Argo Quality Control Comparison Project

The goal of this project is to compare and contrast the real-time Argo data quality control (QC) efforts of oceanographic forecasting institution, with the delayed-mode QC of the Argo collaboration as a bench-mark. It is hoped that in-depth comparisons of the various QC strategies will provide insight into the best practice for real-time Argo QC, to the benefit of all Argo users.

Data

The data used in the study is provided by Jim Cummings (US Navy). Institutions upload data to Jim's ftp server for processing. Currently real-time QC data has been received from four institutions: UK Met Office (UKMO); Australia's Bureau of Meteorology (BoM); the US Navy's Fleet Numerical Meteorology and Oceanography Center (FNMOC); and Canada's Marine Environmental Data Service (MEDS). The data is processed by Jim into yearly float-specific netCDF files that contain the original float data, all the real-time QC data from the four institutions, and the delayed mode Argo QC data pertaining to that float.

The available data covers the years 2006-2009. There are some temporal gaps and anomalous results in some of the provided data stream; the institutions are being contacted to correct these. An effort will also be made to invite other institutions to participate in the project.

The QC philosophy of each center looks like this:

BMRC UKMO
Coriolis
FNMOC
MEDS

Similar to Argo recommended real-time QC, but
- slightly different gradient and spike tests
- bathymetry depth test
- climatology comparison (5 sigma)

Fully in-house developed QC structure. Highly tested results. Bayesian background test rather than a fixed N*sigma test.

As recommended by the Argo real-time,
plus comparison with climatology and neighbor measurements.

  Quite sophisticated, with more detailed level-specific variable range tests, doxy test, and bathymetry tests. Only QC with a freezing point test.

More details of each center's QC process can be found here. Official Argo real-time QCis described here: http://www.coriolis.eu.org/coriolis/cdc/argo/argo-dm-user-manual.pdf

Progress

The initial comparison work was performed by Alastair Gemmell with Justin Buck, Keith Haines and Jon Blower. Real-time QC data from 2007-2008 was compared with Argo delayed-mode QC results. All data from each center was considered. The profiles were divided into those which the delayed mode QC processed as having 0%, 1-50%, 50-99%, and 100% good data, and the individual institution QC strategies were assessed by the proportions of each group they allowed into analysis. Temperature and salinity data were considered. The links below contain slides from Alastair Gemmell detailing the results of the analysis.

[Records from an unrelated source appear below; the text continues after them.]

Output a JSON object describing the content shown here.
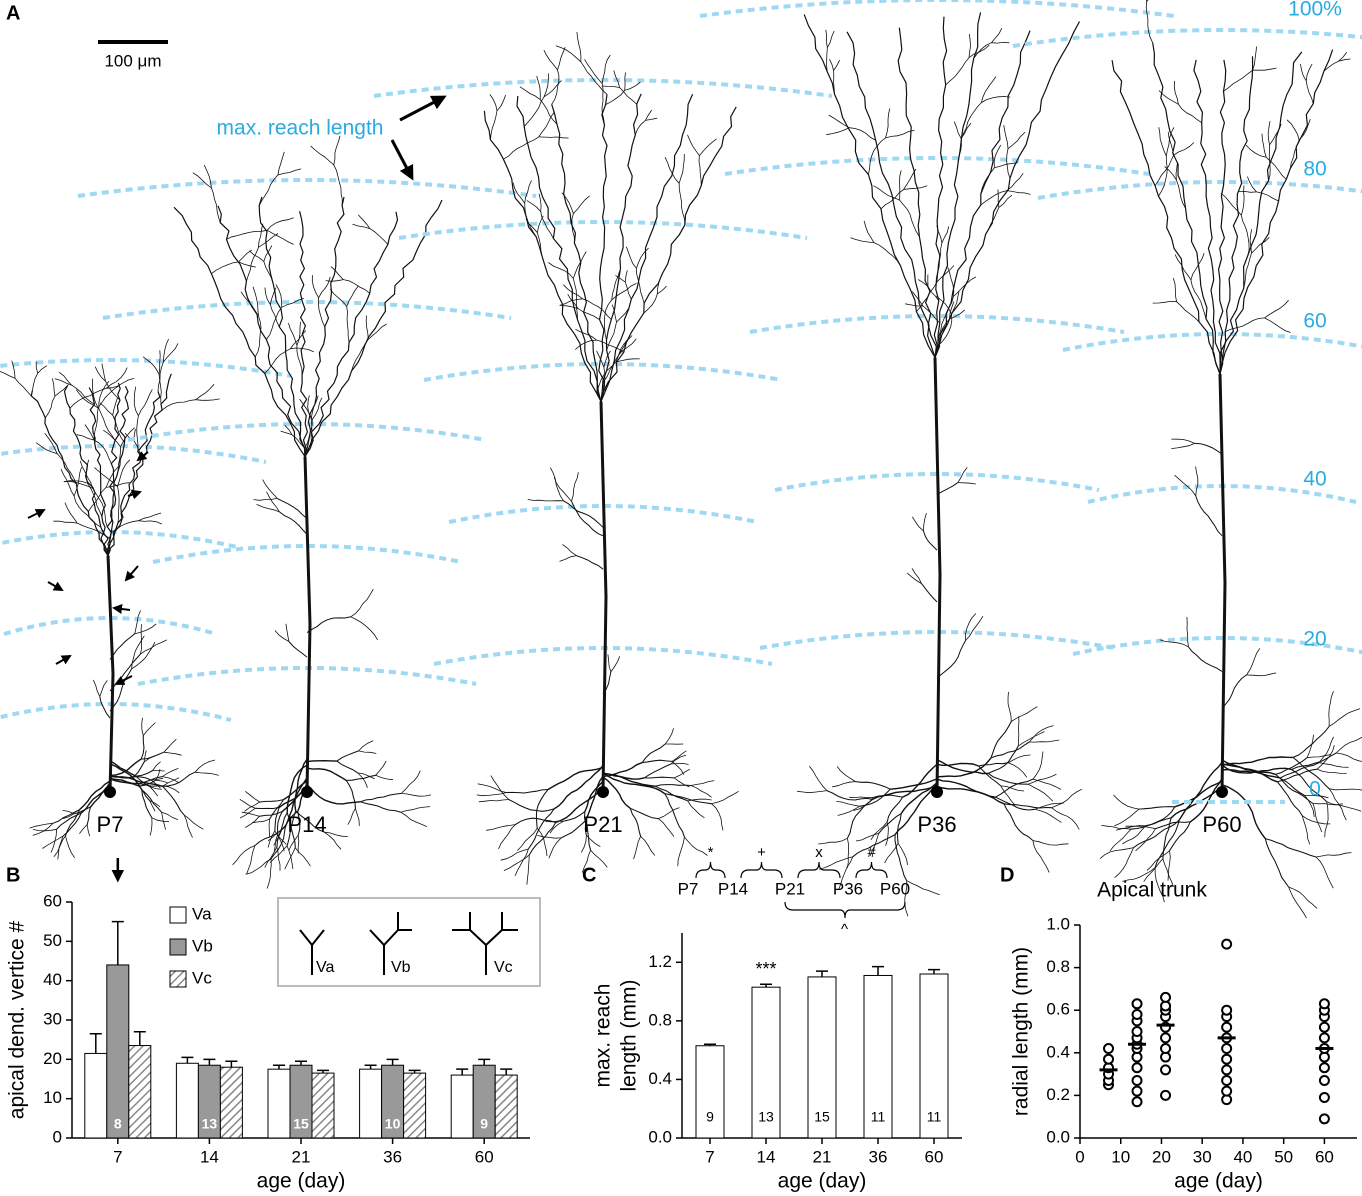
{
  "panel_a": {
    "label": "A",
    "scale_bar": "100 μm",
    "annotation": "max. reach length",
    "neurons": [
      "P7",
      "P14",
      "P21",
      "P36",
      "P60"
    ],
    "percent_labels": [
      "100%",
      "80",
      "60",
      "40",
      "20",
      "0"
    ]
  },
  "chart_data": [
    {
      "type": "bar",
      "panel_label": "B",
      "categories": [
        7,
        14,
        21,
        36,
        60
      ],
      "series": [
        {
          "name": "Va",
          "color": "#ffffff",
          "values": [
            21.5,
            19,
            17.5,
            17.5,
            16
          ],
          "errors": [
            5,
            1.5,
            1,
            1,
            1.5
          ]
        },
        {
          "name": "Vb",
          "color": "#999999",
          "values": [
            44,
            18.5,
            18.5,
            18.5,
            18.5
          ],
          "errors": [
            11,
            1.5,
            1,
            1.5,
            1.5
          ]
        },
        {
          "name": "Vc",
          "color": "#888888",
          "pattern": "hatch",
          "values": [
            23.5,
            18,
            16.5,
            16.5,
            16
          ],
          "errors": [
            3.5,
            1.5,
            0.7,
            0.7,
            1.5
          ]
        }
      ],
      "n_labels": [
        "8",
        "13",
        "15",
        "10",
        "9"
      ],
      "ylim": [
        0,
        60
      ],
      "yticks": [
        0,
        10,
        20,
        30,
        40,
        50,
        60
      ],
      "ylabel": "apical dend. vertice #",
      "xlabel": "age (day)"
    },
    {
      "type": "bar",
      "panel_label": "C",
      "categories": [
        7,
        14,
        21,
        36,
        60
      ],
      "values": [
        0.63,
        1.03,
        1.1,
        1.11,
        1.12
      ],
      "errors": [
        0.01,
        0.02,
        0.04,
        0.06,
        0.03
      ],
      "color": "#ffffff",
      "n_labels": [
        "9",
        "13",
        "15",
        "11",
        "11"
      ],
      "significance_label": "***",
      "comparisons": {
        "ages": [
          "P7",
          "P14",
          "P21",
          "P36",
          "P60"
        ],
        "symbols": [
          "*",
          "+",
          "x",
          "#"
        ],
        "bottom_symbol": "^"
      },
      "ylim": [
        0,
        1.4
      ],
      "yticks": [
        {
          "value": 0,
          "label": "0.0"
        },
        0.4,
        0.8,
        1.2
      ],
      "ylabel": [
        "max. reach",
        "length (mm)"
      ],
      "xlabel": "age (day)"
    },
    {
      "type": "scatter",
      "panel_label": "D",
      "title": "Apical trunk",
      "x": [
        7,
        7,
        7,
        7,
        7,
        7,
        14,
        14,
        14,
        14,
        14,
        14,
        14,
        14,
        14,
        14,
        14,
        14,
        21,
        21,
        21,
        21,
        21,
        21,
        21,
        21,
        21,
        21,
        36,
        36,
        36,
        36,
        36,
        36,
        36,
        36,
        36,
        36,
        36,
        60,
        60,
        60,
        60,
        60,
        60,
        60,
        60,
        60,
        60,
        60
      ],
      "y": [
        0.25,
        0.27,
        0.3,
        0.33,
        0.37,
        0.42,
        0.17,
        0.22,
        0.27,
        0.33,
        0.38,
        0.42,
        0.44,
        0.47,
        0.5,
        0.55,
        0.58,
        0.63,
        0.2,
        0.32,
        0.38,
        0.42,
        0.47,
        0.52,
        0.57,
        0.6,
        0.62,
        0.66,
        0.18,
        0.22,
        0.27,
        0.32,
        0.37,
        0.42,
        0.47,
        0.52,
        0.57,
        0.6,
        0.91,
        0.09,
        0.19,
        0.27,
        0.33,
        0.38,
        0.42,
        0.47,
        0.52,
        0.57,
        0.6,
        0.63
      ],
      "means": {
        "x": [
          7,
          14,
          21,
          36,
          60
        ],
        "y": [
          0.32,
          0.44,
          0.53,
          0.47,
          0.42
        ]
      },
      "xlim": [
        0,
        68
      ],
      "xticks": [
        0,
        10,
        20,
        30,
        40,
        50,
        60
      ],
      "ylim": [
        0,
        1
      ],
      "yticks": [
        {
          "value": 0,
          "label": "0.0"
        },
        0.2,
        0.4,
        0.6,
        0.8,
        {
          "value": 1,
          "label": "1.0"
        }
      ],
      "ylabel": "radial length (mm)",
      "xlabel": "age (day)"
    }
  ]
}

The BoM QC (marked as BMRC in the slides) was found to have the lowest acceptance of bad data profiles (<50% good data) and also the highest acceptance of good data profiles (>50% good data). FNMOC, UKMO and MEDS ranked about equally, with FNMOC showing the greatest discrimination between good and bad data of the three institutions.

These results are based on the total data provided from each institution, which results in a non-level playing field for comparison. The number of profiles provided by the UKMO was almost an order of magnitude smaller than those from the other three institutions. Some of the UKMO results are thus rendered suspect due to poor statistics, especially those of the profile groups with high proportions of bad data. The data are also non-homogeneous in floats analysed, which could introduce float- and location-dependent factors into the relative performance of each institution.

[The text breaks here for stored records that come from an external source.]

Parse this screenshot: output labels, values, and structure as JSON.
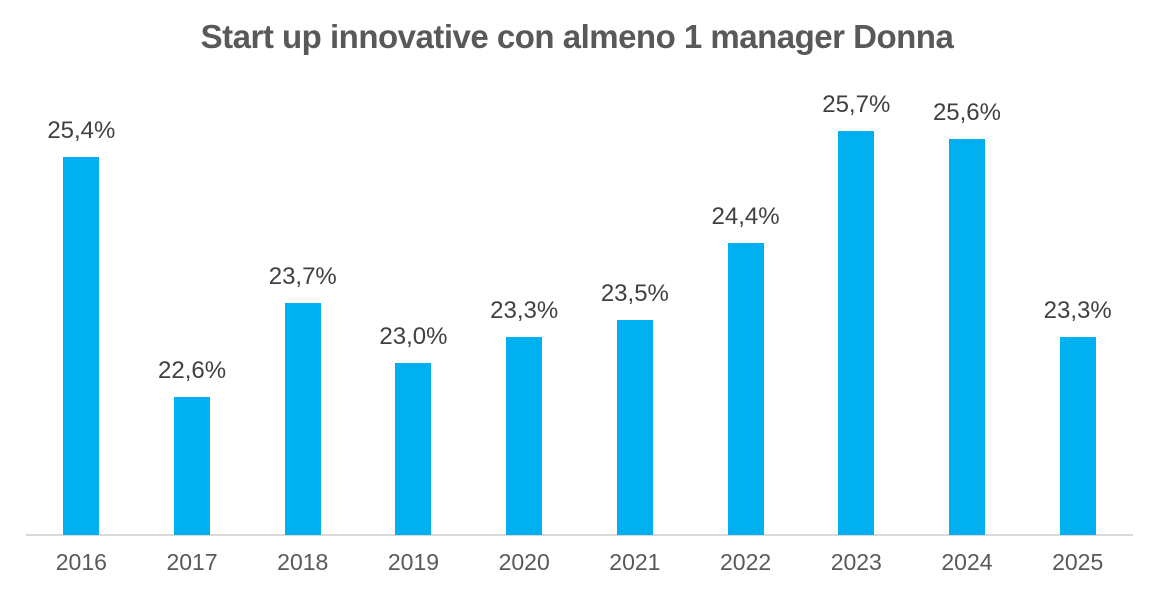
{
  "chart_data": {
    "type": "bar",
    "title": "Start up innovative con almeno 1 manager Donna",
    "categories": [
      "2016",
      "2017",
      "2018",
      "2019",
      "2020",
      "2021",
      "2022",
      "2023",
      "2024",
      "2025"
    ],
    "values": [
      25.4,
      22.6,
      23.7,
      23.0,
      23.3,
      23.5,
      24.4,
      25.7,
      25.6,
      23.3
    ],
    "value_labels": [
      "25,4%",
      "22,6%",
      "23,7%",
      "23,0%",
      "23,3%",
      "23,5%",
      "24,4%",
      "25,7%",
      "25,6%",
      "23,3%"
    ],
    "xlabel": "",
    "ylabel": "",
    "ylim": [
      21,
      26
    ],
    "grid": false,
    "legend": null,
    "data_labels_visible": true,
    "colors": {
      "bar": "#00B0F0",
      "title": "#595959",
      "value_label": "#404040",
      "tick_label": "#595959",
      "axis_line": "#D9D9D9",
      "background": "#FFFFFF"
    }
  }
}
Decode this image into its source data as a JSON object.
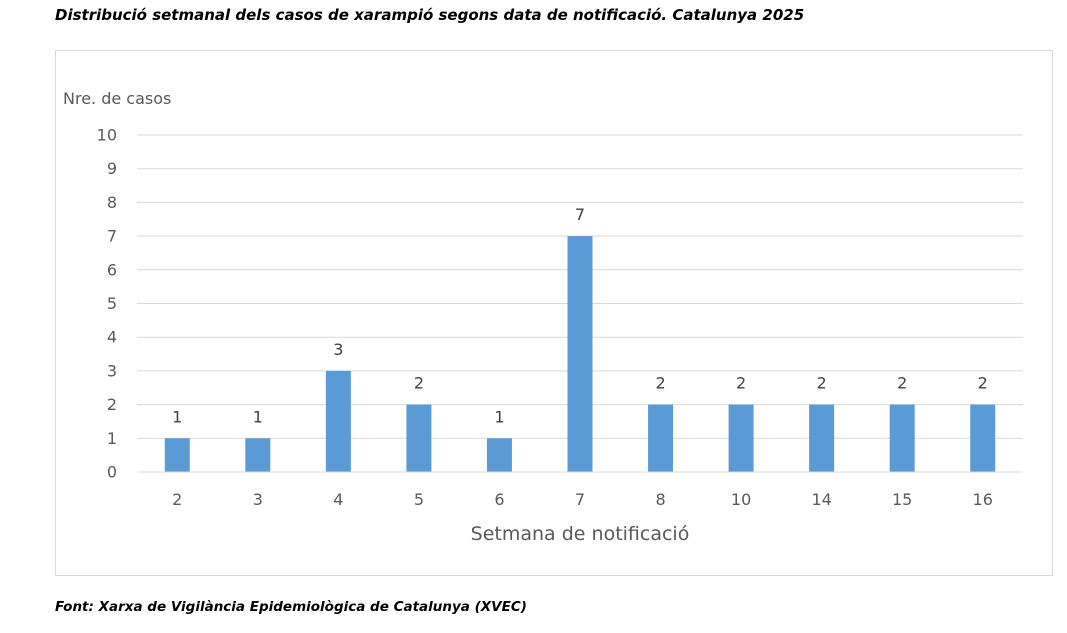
{
  "figure": {
    "title": "Distribució setmanal dels casos de xarampió segons data de notificació. Catalunya 2025",
    "source": "Font: Xarxa de Vigilància Epidemiològica de Catalunya (XVEC)"
  },
  "chart_data": {
    "type": "bar",
    "categories": [
      "2",
      "3",
      "4",
      "5",
      "6",
      "7",
      "8",
      "10",
      "14",
      "15",
      "16"
    ],
    "values": [
      1,
      1,
      3,
      2,
      1,
      7,
      2,
      2,
      2,
      2,
      2
    ],
    "xlabel": "Setmana de notificació",
    "ylabel": "Nre. de casos",
    "ylim": [
      0,
      10
    ],
    "yticks": [
      0,
      1,
      2,
      3,
      4,
      5,
      6,
      7,
      8,
      9,
      10
    ],
    "grid": true,
    "data_labels": true,
    "bar_color": "#5b9bd5",
    "grid_color": "#d9d9d9",
    "text_color": "#595959"
  }
}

Marc Stringer extended the analysis to include data from 2004-2010. Focusing only on delayed-mode profile which show either 100% good or 100% bad data, the real-time QC data is assessed according to whether or not it agrees with the delayed-mode QC. Biases are calculated, as are the Equitable Threat Score (more on ETS). The data is analysed on a profile-by-profile and level-by-level basis, and also on a level-by-level basis for only those profiles that are included in all of the institutions QC results. Another institution (Coriolis) is included in the level-by-level analysis.

The advantage shown by the BoM QC strategy in the initial study is evident again here in the profile-by-profile all-data comparison, with the BoM results having a lower bias and a higher ETS score. FNMOC and MEDS are comparable, and UKMO significantly behind. When the data is looked at on a level-by-level basis, however, this advantage disappears. The BoM results are very similar to those of Coriolis, FNMOC and MEDS. When only the common profiles are analysed on a level-by-level basis, the BoM strategy is reduced again, and is out-performed by the Coriolis results. All of the institutions perform worse when taken on a level-by-level basis, and again when only common data is use, but the BoM drop is far larger.

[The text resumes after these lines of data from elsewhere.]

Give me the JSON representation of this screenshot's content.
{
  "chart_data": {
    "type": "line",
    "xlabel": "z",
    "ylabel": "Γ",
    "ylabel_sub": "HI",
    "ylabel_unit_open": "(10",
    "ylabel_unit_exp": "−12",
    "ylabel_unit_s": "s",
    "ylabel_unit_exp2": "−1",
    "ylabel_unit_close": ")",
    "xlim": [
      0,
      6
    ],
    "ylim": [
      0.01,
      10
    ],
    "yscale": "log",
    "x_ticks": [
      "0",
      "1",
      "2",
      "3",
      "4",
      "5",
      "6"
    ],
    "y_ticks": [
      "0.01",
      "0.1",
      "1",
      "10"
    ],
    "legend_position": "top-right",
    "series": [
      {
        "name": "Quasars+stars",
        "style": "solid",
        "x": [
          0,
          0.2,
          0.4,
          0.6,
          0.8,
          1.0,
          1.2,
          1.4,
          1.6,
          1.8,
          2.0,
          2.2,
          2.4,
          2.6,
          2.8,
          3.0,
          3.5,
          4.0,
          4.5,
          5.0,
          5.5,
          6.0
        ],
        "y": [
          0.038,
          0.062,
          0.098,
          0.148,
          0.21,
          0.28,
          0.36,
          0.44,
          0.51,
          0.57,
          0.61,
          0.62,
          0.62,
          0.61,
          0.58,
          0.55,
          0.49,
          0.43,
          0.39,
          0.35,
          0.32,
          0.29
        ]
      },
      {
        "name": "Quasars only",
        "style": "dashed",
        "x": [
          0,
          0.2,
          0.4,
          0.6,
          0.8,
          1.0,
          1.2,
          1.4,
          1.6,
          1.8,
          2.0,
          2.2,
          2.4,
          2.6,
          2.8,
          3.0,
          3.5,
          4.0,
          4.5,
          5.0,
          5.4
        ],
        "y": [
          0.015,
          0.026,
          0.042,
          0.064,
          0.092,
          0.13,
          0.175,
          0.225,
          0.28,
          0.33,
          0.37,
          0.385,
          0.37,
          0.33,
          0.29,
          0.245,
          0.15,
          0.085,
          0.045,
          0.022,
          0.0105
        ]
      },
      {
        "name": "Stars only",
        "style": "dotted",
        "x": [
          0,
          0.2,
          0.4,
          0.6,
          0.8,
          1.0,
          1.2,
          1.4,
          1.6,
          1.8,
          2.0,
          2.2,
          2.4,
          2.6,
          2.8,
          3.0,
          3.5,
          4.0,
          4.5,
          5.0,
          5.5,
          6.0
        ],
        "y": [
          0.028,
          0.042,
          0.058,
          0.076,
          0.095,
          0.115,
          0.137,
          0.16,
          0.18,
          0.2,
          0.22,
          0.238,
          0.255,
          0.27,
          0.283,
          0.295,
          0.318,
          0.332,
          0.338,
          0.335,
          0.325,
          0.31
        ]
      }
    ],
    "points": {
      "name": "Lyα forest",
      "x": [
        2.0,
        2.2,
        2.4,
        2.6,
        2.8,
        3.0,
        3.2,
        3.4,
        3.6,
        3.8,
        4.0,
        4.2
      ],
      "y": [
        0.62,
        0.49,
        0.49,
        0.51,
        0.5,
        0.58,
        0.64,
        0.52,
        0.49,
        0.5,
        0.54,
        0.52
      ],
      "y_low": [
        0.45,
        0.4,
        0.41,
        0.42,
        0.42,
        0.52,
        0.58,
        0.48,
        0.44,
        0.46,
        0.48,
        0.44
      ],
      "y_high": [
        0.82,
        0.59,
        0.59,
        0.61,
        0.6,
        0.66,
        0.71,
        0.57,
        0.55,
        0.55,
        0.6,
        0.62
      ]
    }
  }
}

The common lowering of skill when only common profiles are used could possibly be the result of tailoring QC requirements to give the best results in the specific areas (geographical, dynamical, temporal) of most interest to a particular institution. The lowering of skill when data is considered on a level-by-level basis could be an indication that profile-based selection criteria are the most successful in real-time. The below link shows Marc's results in detail

http://www.met.rdg.ac.uk/~marc/eResearch/argo2.html

Alastair Gemmell has begun identifying metrics with which to compare the different QC strategies. The averages of the metrics "recall" (R) and "precision" (P) for each institution is shown in Figure 1. The data runs from 2006 to 2009. "Recall" is the ratio of the number of bad data removed to the total number of bad data. It is a measure of the success of the QC. "Precision" is the ratio of the number of bad data removed to the total number of data removed. It is a measure of the accuracy of the QC. The two metrics are shown in percentage form. Figure 1 shows the percentage R and P for the total Argo data from each institution.

  • Figure 1: The average recall and precision of Argo QC from four institutions 2006-9. (Alastair Gemmell):

Alastair_bar.png

The BoM QC removes 20% of the bad data and an equal number of good data. FNMOC removes 10% more of the total bad data at the expense of removing about 12 times as much good data as bad. This seems like a bad trade, but when good data outweighs bad by 50-60 times and bad data entering assimilation can have grave effects on an analysis, perhaps a 12-for-1 trade of good data for bad is desirable. These metrics carry no information about the relative proportions of good and bad data, something that should be taken into account. This is discussed further below. The desirable ratio of good/bad data removed might also depend on the geographical location of the data removed and other factors that make one profile more important than another. This will require further investigation to discern. The UKMO QC has good R but very poor P, indicating that the QC is too broad; this is actually thought to be an issue with the data provided and is discussed further below.The MEDS QC has the lowest R and low P as well.

Figures 2 and 3 show time series of the same data. The first thing to note is the odd behavior of the UKMO data. There is no data for 2006, and in late 2008 the QC begins to reject almost all the data, giving a recall of 100% and a very low precision. This is the reason for the poor results from the UKMO and is believed to be most likely due to a data transfer error. Contact with the UKMO will be made to correct this.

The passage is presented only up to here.